Saturday, October 26, 2013

TOB good

While driving me home last night, J asked me a question that made me smile and roll my eyes simultaneously (and she was not the first one to ask it). She asked if I had met someone special on the cruise. What is with this absurd Love Boat notion (I loved that schmaltzy 70s show growing up)? Worse, S had asked me earlier on when we met if I had a little holiday fling?

It amuses and annoys me at the same time when my women friends think that I can only have a good time on vacation if I (a) find a man who is attracted to me and romances me, or (b) have a mindless sexual encounter with a strange man.

Yes, it would have been a huge ego boost (after I laughed in his face in disbelief) if a tall, dark and handsome stranger had materialized before me and told me I was his soul mate, but I have outgrown trashy, romance novels that promise love that is not true love but the surge of pheromones and the idea of romantic love itself.

I will admit I am picky. I always want the best in life, the real thing, no fakes, and I will not compromise, especially when it comes to that special someone. So I have put all my trust in God. If indeed, I am to be married someday, then He will show the way.

If not, I am not waiting in the wings, quiescent and half alive until that happens. My hours are filled with satisfying work, relationships that are dear to me, and ideas and things that fill me with wonder, curiosity and passion.

It is hard to surrender one's desire for a spouse to a Higher Power and wait on His will to unfold His plan for we all have this innate, urgent desire for unity embedded deep within our souls.

In JPII speak, this longing for union is, at the core, the longing for God, put there by God. It is a life force that impels and drives us and one of the ways we humans fulfil this longing for union is in marriage, a lifelong commitment to love each other freely, totally, faithfully and fruitfully.* It cannot be found in casual sexual encounters or romances that last only as long as the fizz in an opened bottle of champagne lasts for it is much more than a physical union.

The nuptial union is a promise to love beyond selfish desires, hurts, abuse, betrayal, misfortune, adversity and loss.

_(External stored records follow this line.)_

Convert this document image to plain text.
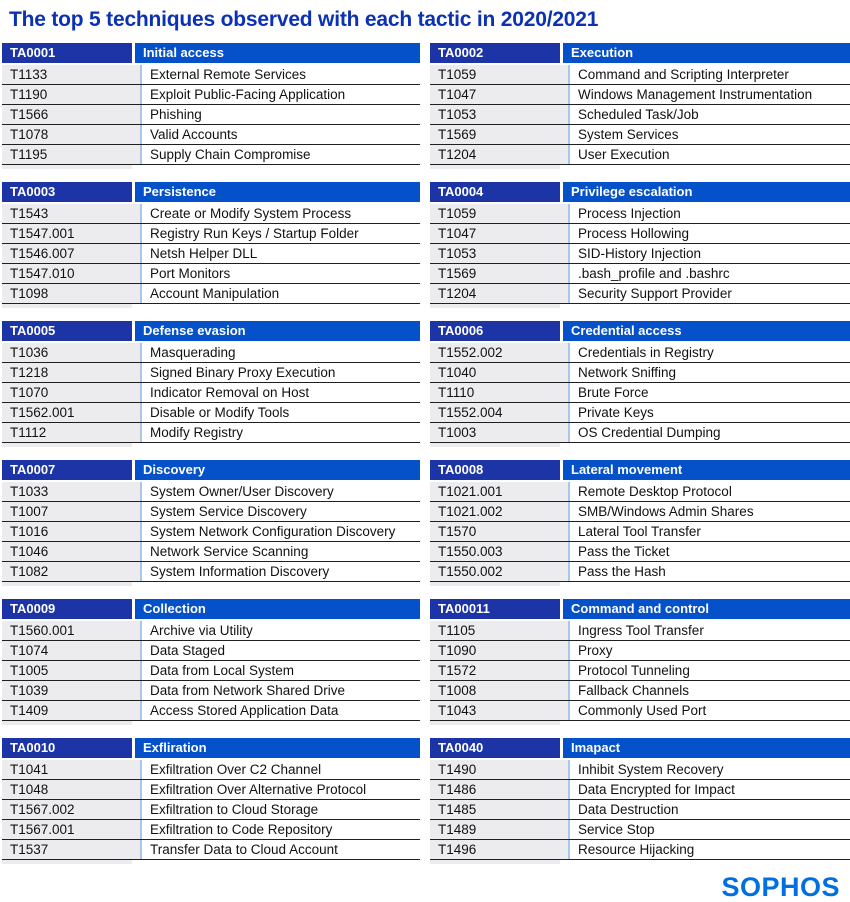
The top 5 techniques observed with each tactic in 2020/2021
TA0001	Initial access
T1133	External Remote Services
T1190	Exploit Public-Facing Application
T1566	Phishing
T1078	Valid Accounts
T1195	Supply Chain Compromise
TA0002	Execution
T1059	Command and Scripting Interpreter
T1047	Windows Management Instrumentation
T1053	Scheduled Task/Job
T1569	System Services
T1204	User Execution
TA0003	Persistence
T1543	Create or Modify System Process
T1547.001	Registry Run Keys / Startup Folder
T1546.007	Netsh Helper DLL
T1547.010	Port Monitors
T1098	Account Manipulation
TA0004	Privilege escalation
T1059	Process Injection
T1047	Process Hollowing
T1053	SID-History Injection
T1569	.bash_profile and .bashrc
T1204	Security Support Provider
TA0005	Defense evasion
T1036	Masquerading
T1218	Signed Binary Proxy Execution
T1070	Indicator Removal on Host
T1562.001	Disable or Modify Tools
T1112	Modify Registry
TA0006	Credential access
T1552.002	Credentials in Registry
T1040	Network Sniffing
T1110	Brute Force
T1552.004	Private Keys
T1003	OS Credential Dumping
TA0007	Discovery
T1033	System Owner/User Discovery
T1007	System Service Discovery
T1016	System Network Configuration Discovery
T1046	Network Service Scanning
T1082	System Information Discovery
TA0008	Lateral movement
T1021.001	Remote Desktop Protocol
T1021.002	SMB/Windows Admin Shares
T1570	Lateral Tool Transfer
T1550.003	Pass the Ticket
T1550.002	Pass the Hash
TA0009	Collection
T1560.001	Archive via Utility
T1074	Data Staged
T1005	Data from Local System
T1039	Data from Network Shared Drive
T1409	Access Stored Application Data
TA00011	Command and control
T1105	Ingress Tool Transfer
T1090	Proxy
T1572	Protocol Tunneling
T1008	Fallback Channels
T1043	Commonly Used Port
TA0010	Exfliration
T1041	Exfiltration Over C2 Channel
T1048	Exfiltration Over Alternative Protocol
T1567.002	Exfiltration to Cloud Storage
T1567.001	Exfiltration to Code Repository
T1537	Transfer Data to Cloud Account
TA0040	Imapact
T1490	Inhibit System Recovery
T1486	Data Encrypted for Impact
T1485	Data Destruction
T1489	Service Stop
T1496	Resource Hijacking
SOPHOS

It is a union that must rely on supernatural graces to inject forgiveness, compassion and the ability to love with vulnerability and fidelity in the marriage.

Sex, the physical part of the union, is the final and ultimate outpouring of love originating from the spiritual and emotional bonds of a marriage, and, is the unitive act that says I pledge my love without reservations and I promise to be there for you forever.

Unfortunately today most couples trivialize the sanctity of the physical union, making it the first step in establishing a relationship, using sex as a tool to satisfy lust. This makes for a shaky foundation for lust is both indiscriminate and selfish, an uncertain material on which to lay a relationship. And that is why chastity before (and inside) marriage is a brilliant idea, but that's another story (look out for my next post).

The alternative to marriage is a way of life that JPII calls celibacy for the kingdom. It is to consecrate one's life to God in a special way, as priests and religious do. Clearly this is not a calling for many, and yet, it is a way of life that I can emulate as a single woman, and all single people are called to copy.

Chastity is really sexual honesty and integrity. So in order to be true to my human nature, I choose to have no sex before marriage and if I never marry, no sex forever. It is not very comfortable at times, but I love how it allows me to develop other facets of my sexuality more fully, rather than taking the narrow world view of what sexuality means and bemoaning my state of life.

In choosing to cultivate an intimate and living relationship with the Lord, I am able to live out this nuptial meaning of my body wholly, even as a single person. He is my playmate, my bestie, my spouse and my ultimate lover. Through Him, with Him and in Him alone, I have need of no other.

He alone reveals the way I can attain inner peace, lasting happiness and deep self-satisfaction. Following in the footsteps of Jesus has been, for me, a challenging, but fascinating, always enlightening and thrilling journey.

Therefore, whether on vacation or at home, I am happy to go where He leads me, to love others as He loves them without using them, but giving them what I have to give in my personhood, as He did.

* Christopher West's interpretation of Blessed John Paul II's Theology of the Body.